Chen Yong-Kang, Tian Hai-Yan, Zhu Qing-Yong, Zhang Rui, Liang Dong-Xiao, Wang Jiu-Qi, Feng Ren-Yi, Qin Chi, Ma Ming-Ming, Jiang Hong, Tang Bei-Sha, Ding Xue-Bing, Wang Xue-Jing
Department of Neurology, The First Affiliated Hospital of Zhengzhou University, Zhengzhou, China.
Henan Key Laboratory of Chronic Disease Prevention and Therapy & Intelligent Health Management, Zhengzhou, China.
Mov Disord. 2025 Jan;40(1):57-66. doi: 10.1002/mds.30050. Epub 2024 Nov 7.
Spinocerebellar ataxia type 3 (SCA3) is an autosomal dominant inherited neurodegenerative disorder for which there is currently no cure, nor effective treatment strategy.
Our aim was to investigate the safety and efficacy of high-dose ganglioside GM1 (ganglioside-monosialic acid) pulse treatment in patients with SCA3.
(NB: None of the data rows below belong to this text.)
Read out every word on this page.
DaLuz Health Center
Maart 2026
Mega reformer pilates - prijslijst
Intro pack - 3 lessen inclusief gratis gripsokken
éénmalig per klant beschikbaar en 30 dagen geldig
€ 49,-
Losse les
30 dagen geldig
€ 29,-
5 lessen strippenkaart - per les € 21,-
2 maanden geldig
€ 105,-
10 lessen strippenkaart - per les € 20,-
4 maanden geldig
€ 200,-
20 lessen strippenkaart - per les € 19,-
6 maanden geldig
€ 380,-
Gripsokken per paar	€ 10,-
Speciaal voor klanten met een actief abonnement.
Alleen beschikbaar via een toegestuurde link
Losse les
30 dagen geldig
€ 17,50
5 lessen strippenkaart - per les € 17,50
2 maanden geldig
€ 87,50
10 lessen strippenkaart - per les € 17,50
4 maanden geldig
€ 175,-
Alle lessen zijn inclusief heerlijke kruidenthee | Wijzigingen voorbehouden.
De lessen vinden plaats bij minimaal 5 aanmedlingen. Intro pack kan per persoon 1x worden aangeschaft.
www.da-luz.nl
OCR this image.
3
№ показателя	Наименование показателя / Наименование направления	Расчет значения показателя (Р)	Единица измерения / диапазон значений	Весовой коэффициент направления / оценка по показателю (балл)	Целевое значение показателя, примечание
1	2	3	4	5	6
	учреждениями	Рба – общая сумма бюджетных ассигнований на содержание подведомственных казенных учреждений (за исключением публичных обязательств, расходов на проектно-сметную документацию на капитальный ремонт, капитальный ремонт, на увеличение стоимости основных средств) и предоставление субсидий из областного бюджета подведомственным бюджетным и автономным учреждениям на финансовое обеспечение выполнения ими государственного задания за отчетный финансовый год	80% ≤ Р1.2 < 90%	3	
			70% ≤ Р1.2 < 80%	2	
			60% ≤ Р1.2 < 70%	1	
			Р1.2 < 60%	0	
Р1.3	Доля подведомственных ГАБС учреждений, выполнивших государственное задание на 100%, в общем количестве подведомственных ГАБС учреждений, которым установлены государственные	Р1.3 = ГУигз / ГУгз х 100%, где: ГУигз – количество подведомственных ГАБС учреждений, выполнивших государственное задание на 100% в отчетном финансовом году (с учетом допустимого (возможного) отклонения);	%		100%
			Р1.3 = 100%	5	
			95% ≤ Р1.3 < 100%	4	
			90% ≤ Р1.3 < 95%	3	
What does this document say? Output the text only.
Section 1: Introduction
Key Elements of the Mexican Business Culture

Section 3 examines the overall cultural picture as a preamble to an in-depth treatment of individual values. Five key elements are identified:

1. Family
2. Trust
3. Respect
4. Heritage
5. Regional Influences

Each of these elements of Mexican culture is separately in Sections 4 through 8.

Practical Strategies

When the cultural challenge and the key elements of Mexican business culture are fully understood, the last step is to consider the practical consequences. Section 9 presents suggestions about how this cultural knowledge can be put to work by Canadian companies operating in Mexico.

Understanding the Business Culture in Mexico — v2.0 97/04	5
Patients were randomly allocated to receive either high-dose GM1 (400 mg on the first day followed by 200 mg/day), low-dose GM1 (40 mg/day), or placebo (normal saline) for 4 weeks. The primary outcome, assessed by measuring the change in the Scale for the Assessment and Rating of Ataxia (SARA) scores from baseline to 12 weeks post-treatment, is central to evaluating treatment efficacy. Secondary outcomes included changes in the International Cooperative Ataxia Rating Scale (ICARS) score, Barthel Index of Activities of Daily Living (ADL), and plasma and cerebrospinal fluid (CSF) GABA levels. Safety was assessed in all treated patients.
A total of 48 patients with SCA3 were enrolled in this study. After 12 weeks, data from 43 patients were included in the efficacy analysis (intention-to-treat analysis). The least-squares mean change in the SARA score from baseline to 12 weeks post-treatment was -3.80 (standard error [SE], 0.39; 95% confidence interval [CI], -4.58 to -3.02) in the high-dose GM1 group, 0.34 (SE, 0.40; 95% CI, -0.46 to 1.13) in the low-dose GM1 group, and 0.73 (SE, 0.40; 95% CI, -0.07 to 1.52) in the placebo group, respectively. Secondary outcomes showed improvements in the ICARS score, Barthel Index of ADL, and plasma and CSF GABA levels in the high-dose GM1 group compared to the low-dose GM1 and placebo groups. All treatments were well-tolerated and safe.
High-dose GM1 treatment significantly ameliorated ataxic symptoms in patients with SCA3. © 2024 International Parkinson and Movement Disorder Society.
3型脊髓小脑共济失调(SCA3)是一种常染色体显性遗传的神经退行性疾病,目前尚无治愈方法,也没有有效的治疗策略。
我们的目的是研究大剂量神经节苷脂GM1(单唾液酸神经节苷脂)脉冲治疗SCA3患者的安全性和疗效。
将患者随机分配,分别接受大剂量GM1(第1天400mg,随后每天200mg)、小剂量GM1(每天40mg)或安慰剂(生理盐水)治疗4周。通过测量共济失调评估和评分量表(SARA)从基线到治疗后12周的评分变化来评估的主要结局,对于评估治疗效果至关重要。次要结局包括国际合作共济失调评分量表(ICARS)评分、日常生活活动巴氏指数(ADL)以及血浆和脑脊液(CSF)γ-氨基丁酸水平的变化。对所有接受治疗的患者进行安全性评估。
本研究共纳入48例SCA3患者。12周后,43例患者的数据纳入疗效分析(意向性分析)。大剂量GM1组从基线到治疗后12周SARA评分的最小二乘均值变化为-3.80(标准误[SE],0.39;95%置信区间[CI],-4.58至-3.02),小剂量GM1组为0.34(SE,0.40;95%CI,-0.46至1.13),安慰剂组为0.73(SE,0.40;95%CI,-0.07至1.52)。次要结局显示,与小剂量GM1组和安慰剂组相比,大剂量GM1组的ICARS评分、ADL巴氏指数以及血浆和脑脊液γ-氨基丁酸水平有所改善。所有治疗耐受性良好且安全。
大剂量GM1治疗可显著改善SCA3患者的共济失调症状。©2024国际帕金森病和运动障碍协会。